IPL: Kevin Pietersen and Delhi Daredevils Need to Take Action, Not Wait for Form

Christopher HeathmanCorrespondent IIMay 7, 2014

Kevin Pietersen of Delhi Daredevils leaves the field, out for 50 runs, during their Twenty20 semi-final against the Highveld Lions in Durban, South Africa, Thursday, Oct 25, 2012. (AP Photo)
Str/Associated Press

Delhi Daredevils slumped to yet another defeat as Kolkata Knightriders ran out comfortable winners by eight wickets, with more than an over to spare.

After a horror showing with bat, in the field and with the ball—instead of waiting for form to come—it is time for changes to be made.

South African Quinton de Kock is certainly one of the best young talents in the IPL, but the opening partnership only lasted until the third over when de Kock hit a poor shot down the ground and into the hands of Kolkata captain Gautam Gambhir. The 21 year-old walked and on came Pietersen, who needed to rekindle some form.

It was evident from the first ball, however, that KP was uncomfortable at the crease and left arm spinner Shakib Al Hasan of the Knightriders had him under pressure.

The only highlight of Pietersen’s short stint came when he hit Sunil Narine for four. But in the following over he was ran out due to poor running from KP himself, which left Robin Uthappa to take out the wickets.

After a poor powerplay, the Daredevils were on 29/2 and needing a bail out from their remaining batsman to be in with a shout, or they would have to rely on the bowlers.

Dinesh Karthick tried to mount a comeback by making 36 from 22 balls, but was out just as he started building momentum. The job was then left to Jean-Paul Duminy, but the job was already too big, even for him.

The Daredevils’ in-form batsman Duminy made 40 from 28 balls not out to help his side to a mediocre 160.

Poor bowling and some shambolic fielding aided Kolkata in their run chase and added to the woes of the Daredevils and Pietersen.

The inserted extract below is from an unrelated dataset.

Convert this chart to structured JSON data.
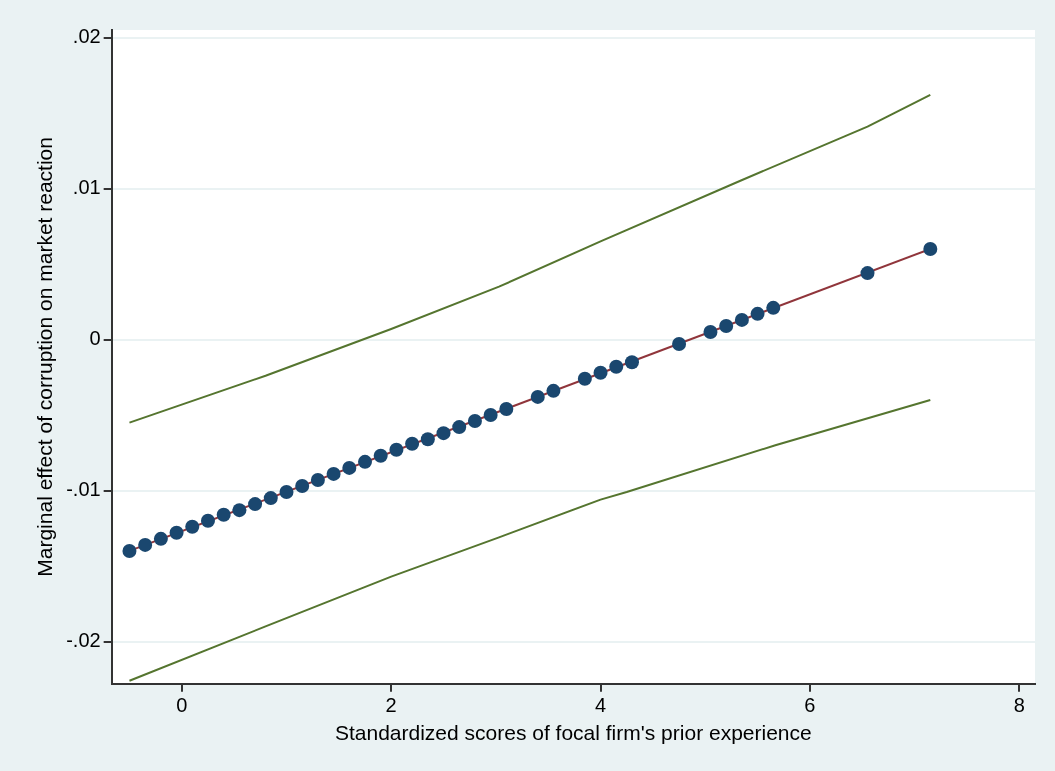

Delhi now needs to turn its fortunes around. Pietersen played down the idea of changing the batting order post-match, which suggests KP wants to wait for his own form to improve. The strategy—which can work in leagues and tournaments spread out over a longer period of time—might not pay off in a more condensed format like the IPL the games, where losses can pile up fast.

The obvious step to take is to bring JP Duminy up in the order. The risk which comes with that move would be losing your best batsman too early, when he could provide Daredevils with a strong finish to their innings.

But as was proved in the loss to Kolkata, bringing Duminy in too late can mean he runs out of time and is limited to 40 runs.

A change in the batting line-up can pay-off, especially at the top of the order. Knightriders are a prime example for and against change, but their last two games have seen results.

The combination of Gambhir and Uthappa is the fourth different combination used by Kolkata this season. Against Rajasthan Royals and Delhi Daredevils this partnership knocked up more than 100 runs, making it the first partnership in IPL history to make a century in two successive games.

If Daredevils can give Duminy the time by moving him further up the order so he has to scope to make 70 rather than 40, Delhi will have a much better platform and results will come.